What does such a response look like? Take the example of senior Labour members, supporters and others levelling the charge that anti-semitism has been ‘weaponised’, made-up or otherwise fabricated to attack the party leadership. In the UK, the definition of a racist incident is based on the perception of the victim; the Macpherson principle, which grew out of the Stephen Lawrence Inquiry, dictates that cases should be handled, and victims treated, with due care and sensitivity. This was an approach Labour’s own Chakrabarti inquiry endorsed. When individuals connected to the Labour party argue that anti-semitism has been invented, they are doing a disservice to its victims, who presumably would know better than the individuals in question whether anti-semitism exists or not. They are contravening the terms of their own party’s inquiry and a broader principle for how we deal with racist incidents in this country.

It is difficult in the age of the tweet or clipped quote to make such an argument, but that is the challenge for the Conservatives given a platform to speak. In the context of Holocaust revisionism, when a non-historian references the ‘Haavara agreement’ which supposedly details Nazi-‘Zionist’ collaboration, you should not be afraid to point out that the document was a complex financial arrangement, allowing Jews to circumvent currency export restrictions introduced during the 1931 slump, concerned only with German exports to Palestine. Better, you could outline that surveys have shown up to 70 per cent of children aren’t familiar with the term anti-semitism and we could, perhaps, do a bit better at educating our young people about the Holocaust, rather than seeking to use it to further anti-Zionist ends.
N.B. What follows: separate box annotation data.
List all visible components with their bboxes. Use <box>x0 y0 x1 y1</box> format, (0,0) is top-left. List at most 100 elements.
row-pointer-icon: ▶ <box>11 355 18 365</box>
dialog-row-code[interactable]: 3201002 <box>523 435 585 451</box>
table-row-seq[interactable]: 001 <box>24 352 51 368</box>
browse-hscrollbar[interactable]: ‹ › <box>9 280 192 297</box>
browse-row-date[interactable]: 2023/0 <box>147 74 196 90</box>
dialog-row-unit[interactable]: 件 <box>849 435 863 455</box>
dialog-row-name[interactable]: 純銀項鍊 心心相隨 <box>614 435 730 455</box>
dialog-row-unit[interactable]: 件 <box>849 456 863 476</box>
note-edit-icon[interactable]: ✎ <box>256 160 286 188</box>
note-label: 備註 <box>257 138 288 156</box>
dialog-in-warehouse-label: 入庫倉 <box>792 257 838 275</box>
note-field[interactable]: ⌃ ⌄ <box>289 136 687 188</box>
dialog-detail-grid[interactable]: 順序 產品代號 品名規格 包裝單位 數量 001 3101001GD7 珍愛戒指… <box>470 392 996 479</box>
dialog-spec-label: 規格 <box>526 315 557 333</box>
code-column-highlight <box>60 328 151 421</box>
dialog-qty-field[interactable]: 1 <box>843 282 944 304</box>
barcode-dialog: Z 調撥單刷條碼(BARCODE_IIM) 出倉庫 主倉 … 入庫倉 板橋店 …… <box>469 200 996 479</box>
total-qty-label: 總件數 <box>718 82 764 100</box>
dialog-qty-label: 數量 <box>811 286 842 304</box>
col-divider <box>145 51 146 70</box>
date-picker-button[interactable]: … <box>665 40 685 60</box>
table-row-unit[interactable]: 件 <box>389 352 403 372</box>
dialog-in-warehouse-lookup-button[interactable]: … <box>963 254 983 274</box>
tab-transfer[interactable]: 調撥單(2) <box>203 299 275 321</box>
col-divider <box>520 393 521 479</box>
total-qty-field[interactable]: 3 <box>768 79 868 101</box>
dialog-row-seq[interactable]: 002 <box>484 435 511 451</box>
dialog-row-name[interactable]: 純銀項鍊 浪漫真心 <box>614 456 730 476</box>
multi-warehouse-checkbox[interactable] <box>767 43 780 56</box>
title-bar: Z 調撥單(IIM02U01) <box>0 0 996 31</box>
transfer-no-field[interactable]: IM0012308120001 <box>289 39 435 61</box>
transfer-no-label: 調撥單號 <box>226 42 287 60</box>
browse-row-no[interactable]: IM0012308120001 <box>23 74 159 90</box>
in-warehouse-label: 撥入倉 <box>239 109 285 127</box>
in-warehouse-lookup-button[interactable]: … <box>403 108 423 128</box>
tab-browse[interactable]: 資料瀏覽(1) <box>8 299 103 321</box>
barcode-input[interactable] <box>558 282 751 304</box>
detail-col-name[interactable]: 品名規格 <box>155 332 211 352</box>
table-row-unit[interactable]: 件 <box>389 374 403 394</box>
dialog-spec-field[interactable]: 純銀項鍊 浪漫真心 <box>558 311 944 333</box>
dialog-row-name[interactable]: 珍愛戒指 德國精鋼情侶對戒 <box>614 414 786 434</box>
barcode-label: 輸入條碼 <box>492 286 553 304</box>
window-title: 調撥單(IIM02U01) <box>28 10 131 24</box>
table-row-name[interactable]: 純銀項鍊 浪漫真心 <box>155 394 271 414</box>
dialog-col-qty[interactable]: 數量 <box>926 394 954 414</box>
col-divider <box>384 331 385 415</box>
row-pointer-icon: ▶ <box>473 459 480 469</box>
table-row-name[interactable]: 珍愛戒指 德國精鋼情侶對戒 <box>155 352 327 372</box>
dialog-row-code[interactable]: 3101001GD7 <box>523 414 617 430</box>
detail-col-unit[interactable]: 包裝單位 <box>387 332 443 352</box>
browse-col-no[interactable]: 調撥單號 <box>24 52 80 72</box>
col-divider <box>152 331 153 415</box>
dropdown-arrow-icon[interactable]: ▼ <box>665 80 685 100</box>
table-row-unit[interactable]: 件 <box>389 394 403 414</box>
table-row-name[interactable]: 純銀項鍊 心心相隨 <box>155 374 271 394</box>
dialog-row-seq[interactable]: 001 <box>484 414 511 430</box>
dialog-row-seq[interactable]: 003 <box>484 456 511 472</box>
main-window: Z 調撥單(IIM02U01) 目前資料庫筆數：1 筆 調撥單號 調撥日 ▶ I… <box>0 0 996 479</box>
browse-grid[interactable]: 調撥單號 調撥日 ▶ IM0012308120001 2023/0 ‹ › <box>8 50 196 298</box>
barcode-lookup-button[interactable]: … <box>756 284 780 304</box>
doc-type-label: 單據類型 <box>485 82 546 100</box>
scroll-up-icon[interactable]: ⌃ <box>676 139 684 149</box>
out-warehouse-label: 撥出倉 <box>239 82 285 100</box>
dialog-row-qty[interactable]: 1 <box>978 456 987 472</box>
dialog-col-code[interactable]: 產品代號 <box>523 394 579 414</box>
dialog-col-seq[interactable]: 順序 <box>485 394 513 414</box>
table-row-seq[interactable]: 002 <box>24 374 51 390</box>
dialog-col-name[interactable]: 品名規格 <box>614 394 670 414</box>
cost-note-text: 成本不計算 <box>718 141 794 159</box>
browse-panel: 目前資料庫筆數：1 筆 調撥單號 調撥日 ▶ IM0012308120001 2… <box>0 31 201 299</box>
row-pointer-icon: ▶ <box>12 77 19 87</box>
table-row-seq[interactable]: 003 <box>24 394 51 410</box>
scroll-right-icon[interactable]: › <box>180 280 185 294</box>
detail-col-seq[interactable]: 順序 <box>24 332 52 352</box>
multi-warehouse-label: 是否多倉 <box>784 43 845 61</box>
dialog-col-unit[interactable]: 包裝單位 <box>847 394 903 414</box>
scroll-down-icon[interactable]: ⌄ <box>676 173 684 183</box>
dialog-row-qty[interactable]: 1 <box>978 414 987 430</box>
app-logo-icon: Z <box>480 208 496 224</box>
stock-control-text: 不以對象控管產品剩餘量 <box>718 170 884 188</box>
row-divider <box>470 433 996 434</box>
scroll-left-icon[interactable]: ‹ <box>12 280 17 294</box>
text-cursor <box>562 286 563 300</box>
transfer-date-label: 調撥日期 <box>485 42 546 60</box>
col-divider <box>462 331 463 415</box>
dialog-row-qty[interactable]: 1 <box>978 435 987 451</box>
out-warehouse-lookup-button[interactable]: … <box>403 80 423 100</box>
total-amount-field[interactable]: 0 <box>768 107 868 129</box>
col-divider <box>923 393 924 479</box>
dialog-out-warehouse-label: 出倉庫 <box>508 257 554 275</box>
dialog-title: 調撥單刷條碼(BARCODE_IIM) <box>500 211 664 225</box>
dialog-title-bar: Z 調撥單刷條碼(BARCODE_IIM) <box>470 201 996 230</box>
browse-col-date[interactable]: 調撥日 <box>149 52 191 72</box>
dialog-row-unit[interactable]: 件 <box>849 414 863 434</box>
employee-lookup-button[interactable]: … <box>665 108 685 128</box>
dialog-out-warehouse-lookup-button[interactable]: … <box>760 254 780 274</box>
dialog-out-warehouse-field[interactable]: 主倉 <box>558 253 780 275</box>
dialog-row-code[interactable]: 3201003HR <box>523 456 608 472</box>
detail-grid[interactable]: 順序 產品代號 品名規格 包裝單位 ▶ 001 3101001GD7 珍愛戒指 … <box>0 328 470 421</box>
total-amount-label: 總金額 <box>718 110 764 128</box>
In tackling rhetoric, Conservative Party members and others have an opportunity but also a responsibility. Use your words to educate. Be specific in your condemnation. Resist the urge to politicise anti-semitism, and instead continue the trends of Churchill, Mann, Pickles and others in working with others to defeat racism. If anti-semitism becomes a political football, perversely, it will be the Jews that lose.